We were inspired by the problem some people faced at our local nursery home where they had trouble hearing/understanding what we were saying to them when we volunteered.
What it does
The app records what the user says and then converts it to text. Next, the app uses sentiment analysis which can help identify the tone of the speaker (shown through emojis). Moreover, the analysis of key entities with the google natural language API allows for the selection of key terms. These key terms are then used by the Giphy API to find relevant gifs which can portray what the speaker is saying to the listener.
How we built it
We first built a basic Android app. We then used speech converters to allow the phone to understand what we were saying. Then, the words were analyzed through Google Cloud Platform. The keywords were then analyzed and then searched in Giphy. The words were then used to calculate the overall mood of the speaker using the Google Sentiment API.
Challenges we ran into
-learning Google cloud platform -we had to abandon our first idea leaving us with less time than we would have liked -food (we're picky eaters)

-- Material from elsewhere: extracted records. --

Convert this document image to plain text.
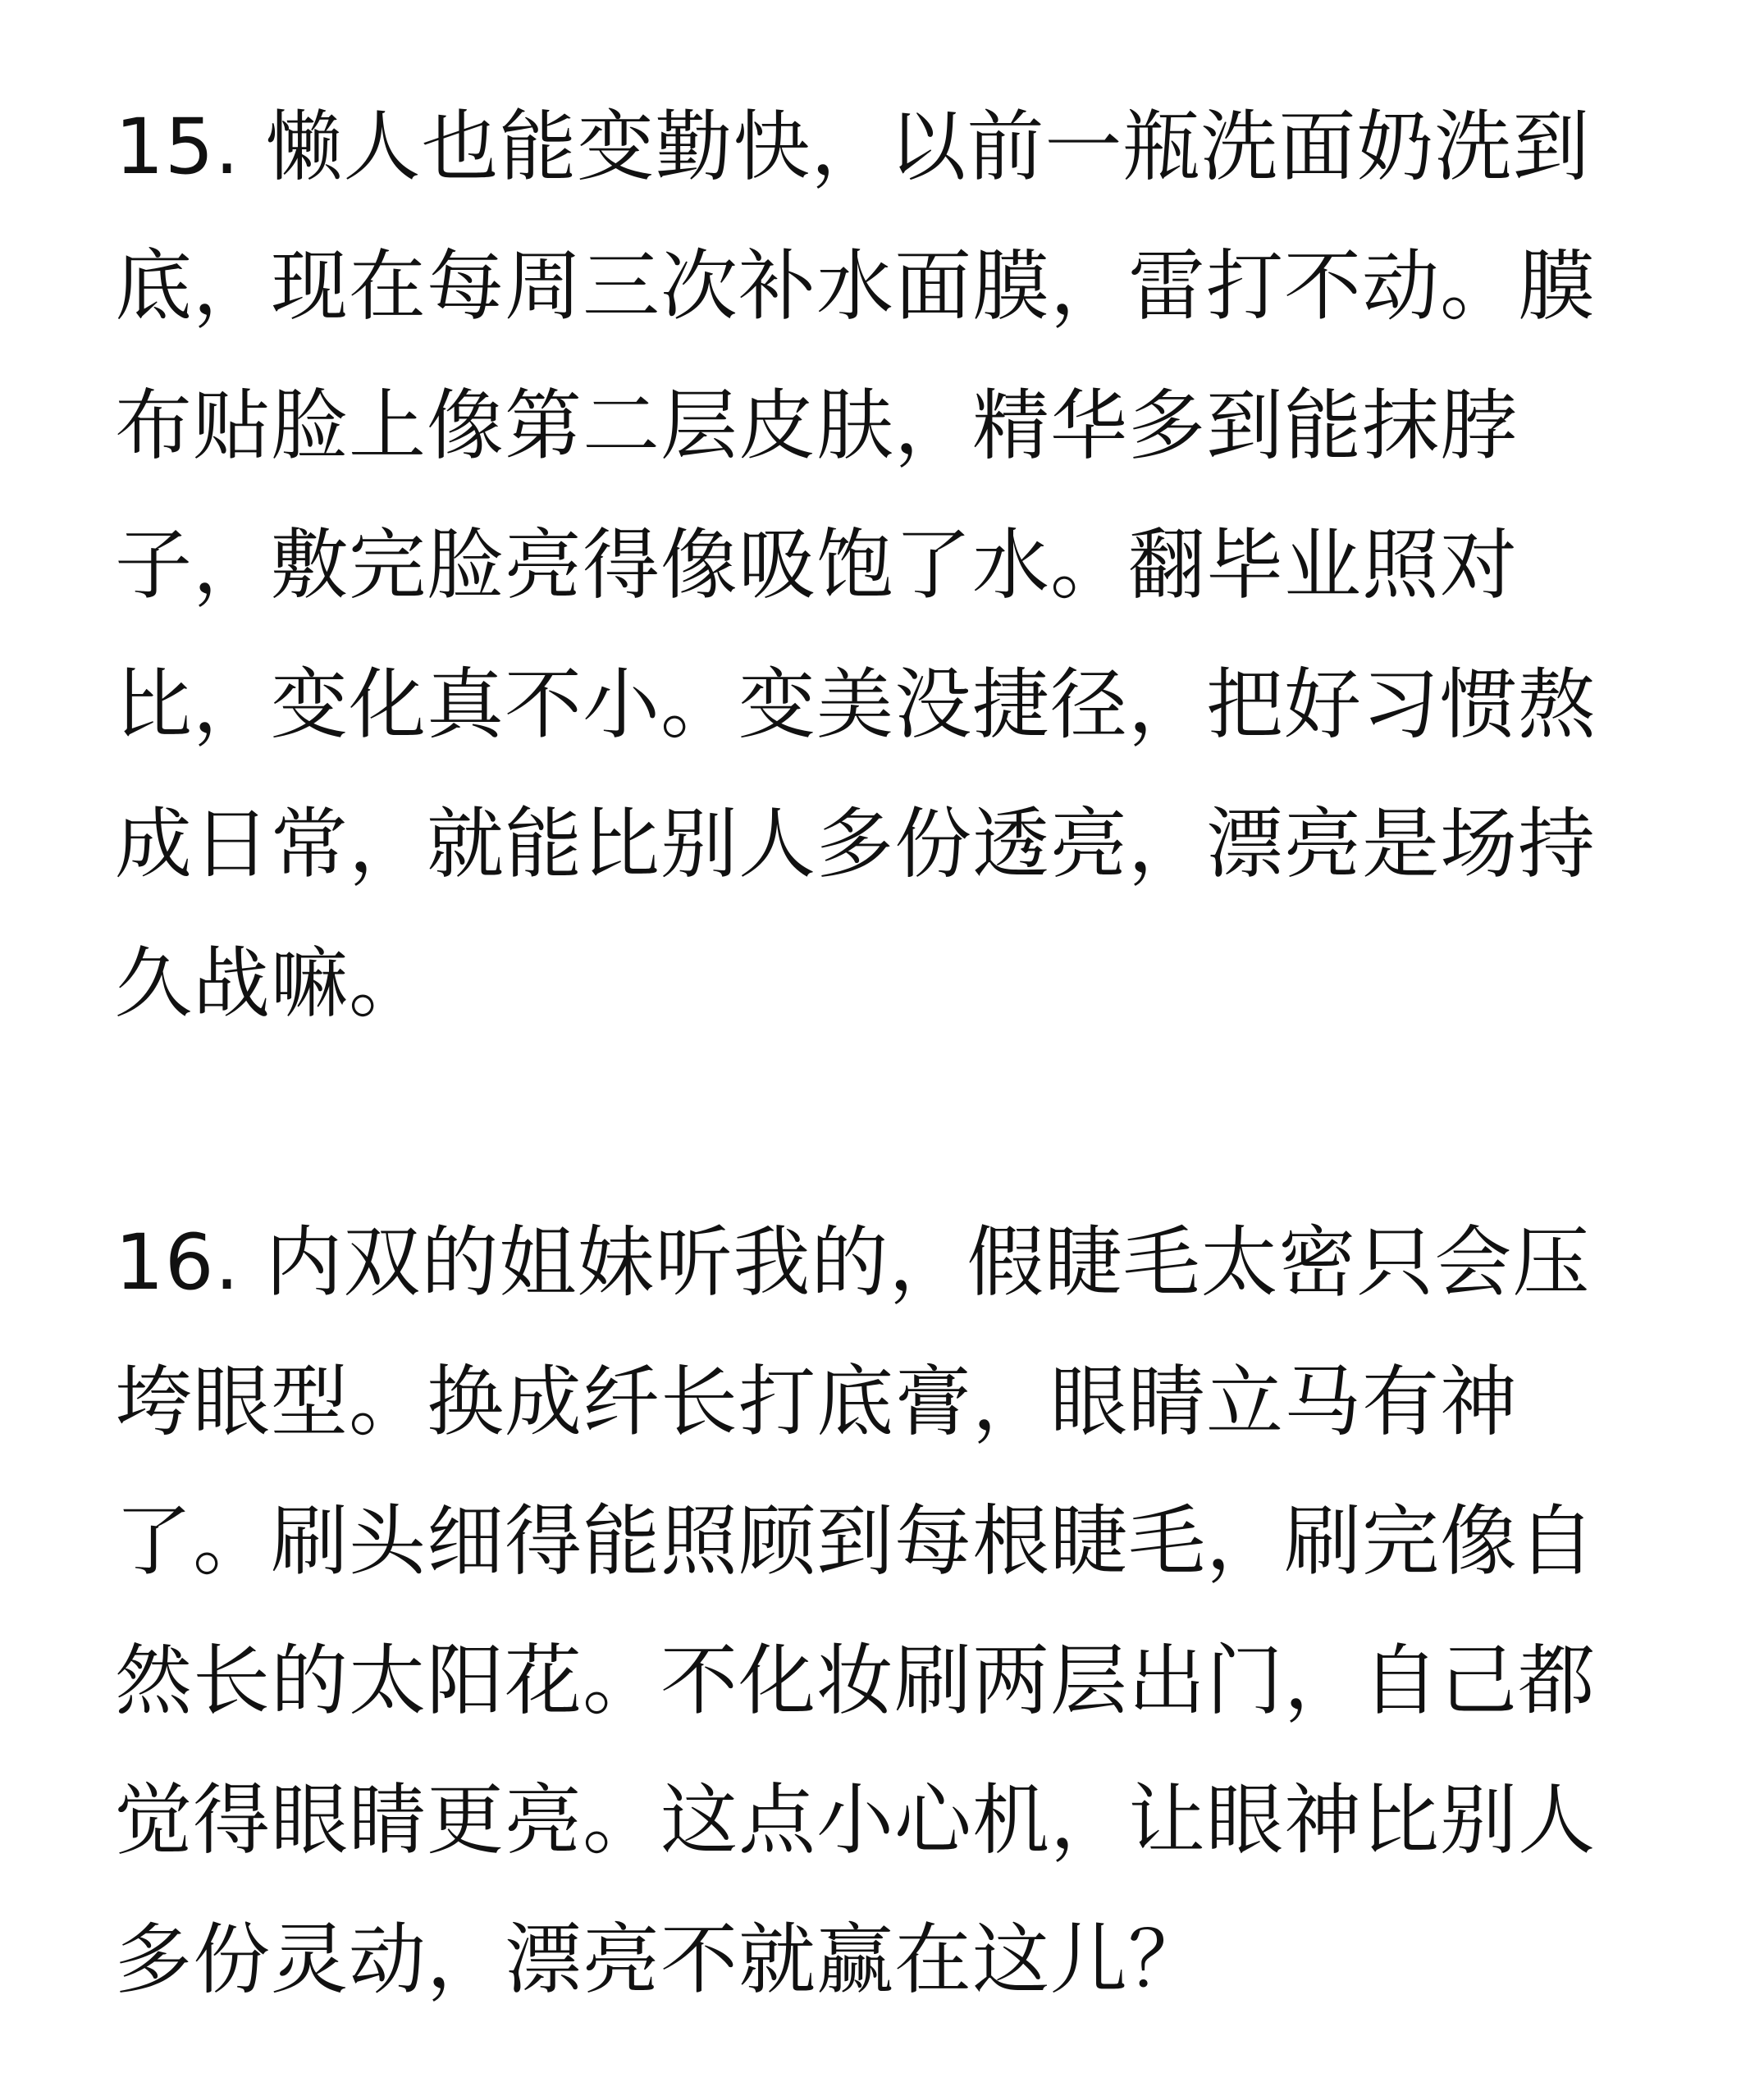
15. 懒人也能变勤快，以前一瓶洗面奶洗到底，现在每周三次补水面膜，雷打不动。膜布贴脸上像第二层皮肤，精华多到能抹脖子，敷完脸亮得像吸饱了水。翻毕业照对比，变化真不小。变美没捷径，把好习惯熬成日常，就能比别人多份透亮，漂亮是场持久战嘛。
16. 内双的姐妹听我的，假睫毛太密只会压垮眼型。换成纤长打底膏，眼睛立马有神了。刷头细得能照顾到每根睫毛，刷完像自然长的太阳花。不化妆刷两层出门，自己都觉得眼睛更亮。这点小心机，让眼神比别人多份灵动，漂亮不就赢在这儿？
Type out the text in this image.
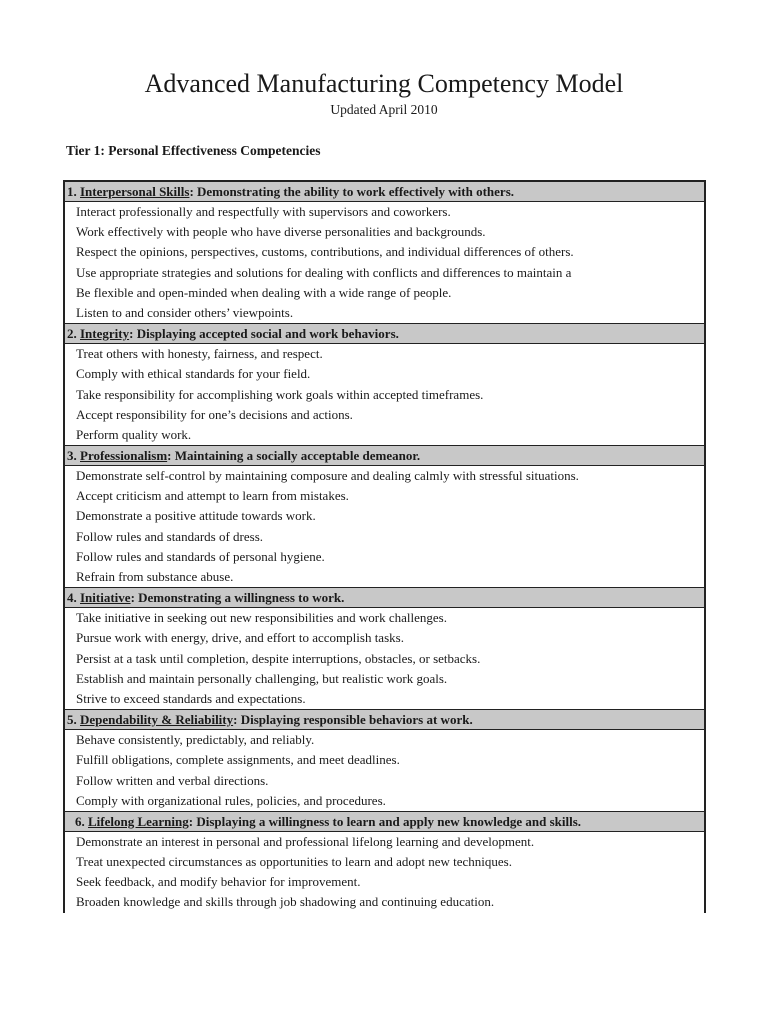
Advanced Manufacturing Competency Model
Updated April 2010
Tier 1: Personal Effectiveness Competencies
1. Interpersonal Skills: Demonstrating the ability to work effectively with others.
Interact professionally and respectfully with supervisors and coworkers.
Work effectively with people who have diverse personalities and backgrounds.
Respect the opinions, perspectives, customs, contributions, and individual differences of others.
Use appropriate strategies and solutions for dealing with conflicts and differences to maintain a
Be flexible and open-minded when dealing with a wide range of people.
Listen to and consider others’ viewpoints.
2. Integrity: Displaying accepted social and work behaviors.
Treat others with honesty, fairness, and respect.
Comply with ethical standards for your field.
Take responsibility for accomplishing work goals within accepted timeframes.
Accept responsibility for one’s decisions and actions.
Perform quality work.
3. Professionalism: Maintaining a socially acceptable demeanor.
Demonstrate self-control by maintaining composure and dealing calmly with stressful situations.
Accept criticism and attempt to learn from mistakes.
Demonstrate a positive attitude towards work.
Follow rules and standards of dress.
Follow rules and standards of personal hygiene.
Refrain from substance abuse.
4. Initiative: Demonstrating a willingness to work.
Take initiative in seeking out new responsibilities and work challenges.
Pursue work with energy, drive, and effort to accomplish tasks.
Persist at a task until completion, despite interruptions, obstacles, or setbacks.
Establish and maintain personally challenging, but realistic work goals.
Strive to exceed standards and expectations.
5. Dependability & Reliability: Displaying responsible behaviors at work.
Behave consistently, predictably, and reliably.
Fulfill obligations, complete assignments, and meet deadlines.
Follow written and verbal directions.
Comply with organizational rules, policies, and procedures.
6. Lifelong Learning: Displaying a willingness to learn and apply new knowledge and skills.
Demonstrate an interest in personal and professional lifelong learning and development.
Treat unexpected circumstances as opportunities to learn and adopt new techniques.
Seek feedback, and modify behavior for improvement.
Broaden knowledge and skills through job shadowing and continuing education.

Accomplishments that we're proud of
-using APIs for the first time -using cloud platform for the first time -using machine learning for the first time -first Android app
What we learned
-Google cloud platform/APIs -machine learning
What's next for GifLang
Making the project more precise by using Google Syntax Analysis instead of Google Entity Analysis. This API would allow for specific phrases to be searched instead of singular words. Also we could add more languages by using the Google translator API. Moreover, we could add more emojis and make the conditions more specific so the emotions can be more accurate.